Thread overview
wstring hex literals
Sep 20, 2017
jmh530
Sep 20, 2017
Neia Neutuladh
Sep 20, 2017
jmh530
September 20, 2017
I don't seem to be having any issues making strings or dstrings from hex, but I run into some issues with wstrings. Of course, my knowledge of UTF-16 is limited, but I don't see any issues with the code below and I get some errors on the hex string literal.

unittest
{
    wchar data = 0x03C0;
    auto data2 = x"03C0"w;
    static assert(typeof(data2) == wstring);
}

testing_utf16.d(5): Error: Truncated UTF-8 sequence
testing_utf16.d(6):        while evaluating: static assert((_error_) == (wstring
))
Failed: ["dmd", "-unittest", "-v", "-o-", "testing_utf16.d", "-I."]
September 20, 2017
On Wednesday, 20 September 2017 at 15:04:08 UTC, jmh530 wrote:
> testing_utf16.d(5): Error: Truncated UTF-8 sequence
> testing_utf16.d(6):        while evaluating: static assert((_error_) == (wstring
> ))
> Failed: ["dmd", "-unittest", "-v", "-o-", "testing_utf16.d", "-I."]

https://dlang.org/spec/lex.html#hex_strings says:

> The string literals are assembled as UTF-8 char arrays, and the postfix is applied to convert to wchar or dchar as necessary as a final step.

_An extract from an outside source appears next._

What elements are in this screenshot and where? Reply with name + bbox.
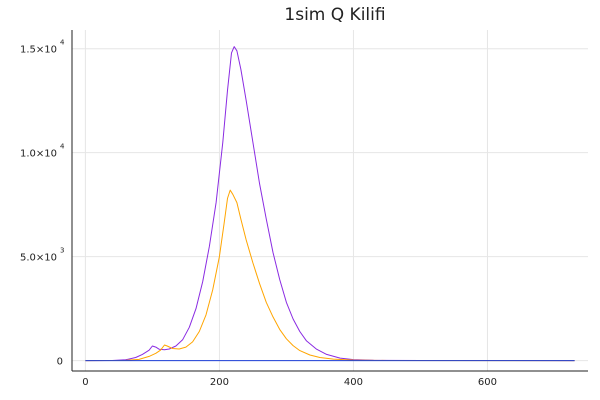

This isn't the friendliest thing ever and is contrary to my expectations too. You basically have to encode your string into UTF-8 and then paste the hex of that in.

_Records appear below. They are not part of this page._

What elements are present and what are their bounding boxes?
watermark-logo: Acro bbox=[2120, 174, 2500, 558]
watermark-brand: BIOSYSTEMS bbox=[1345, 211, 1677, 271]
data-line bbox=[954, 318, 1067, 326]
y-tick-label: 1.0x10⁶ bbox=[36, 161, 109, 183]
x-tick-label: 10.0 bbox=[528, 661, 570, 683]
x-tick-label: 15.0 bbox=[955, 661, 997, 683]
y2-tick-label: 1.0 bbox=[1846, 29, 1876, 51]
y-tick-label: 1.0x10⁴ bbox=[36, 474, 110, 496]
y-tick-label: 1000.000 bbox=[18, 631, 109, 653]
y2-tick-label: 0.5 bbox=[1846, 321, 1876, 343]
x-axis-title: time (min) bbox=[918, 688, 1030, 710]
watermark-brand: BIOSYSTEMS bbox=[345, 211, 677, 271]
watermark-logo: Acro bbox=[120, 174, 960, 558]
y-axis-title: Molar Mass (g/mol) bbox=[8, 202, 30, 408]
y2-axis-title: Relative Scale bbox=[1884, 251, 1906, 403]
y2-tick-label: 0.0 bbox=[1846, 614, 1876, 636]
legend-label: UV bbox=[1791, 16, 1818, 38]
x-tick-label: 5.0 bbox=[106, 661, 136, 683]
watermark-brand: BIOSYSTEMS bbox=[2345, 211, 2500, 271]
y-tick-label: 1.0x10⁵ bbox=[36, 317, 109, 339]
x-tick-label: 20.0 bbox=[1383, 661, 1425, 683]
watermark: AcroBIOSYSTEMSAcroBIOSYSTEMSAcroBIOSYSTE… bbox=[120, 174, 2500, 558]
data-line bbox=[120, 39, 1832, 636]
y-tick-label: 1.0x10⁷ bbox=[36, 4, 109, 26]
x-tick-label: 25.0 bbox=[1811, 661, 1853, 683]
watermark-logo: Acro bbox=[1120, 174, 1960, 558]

What should work is escape sequences:

    wstring str = "\u03c0"w;
September 20, 2017
On Wednesday, 20 September 2017 at 16:26:46 UTC, Neia Neutuladh wrote:
> On Wednesday, 20 September 2017 at 15:04:08 UTC, jmh530 wrote:
>> testing_utf16.d(5): Error: Truncated UTF-8 sequence
>> testing_utf16.d(6):        while evaluating: static assert((_error_) == (wstring
>> ))
>> Failed: ["dmd", "-unittest", "-v", "-o-", "testing_utf16.d", "-I."]
>
> https://dlang.org/spec/lex.html#hex_strings says:
>
>> The string literals are assembled as UTF-8 char arrays, and the postfix is applied to convert to wchar or dchar as necessary as a final step.
>
> This isn't the friendliest thing ever and is contrary to my expectations too. You basically have to encode your string into UTF-8 and then paste the hex of that in.
>
> What should work is escape sequences:
>
>     wstring str = "\u03c0"w;

I see, thanks. I missed that bit on UTF-8. I was a little confused.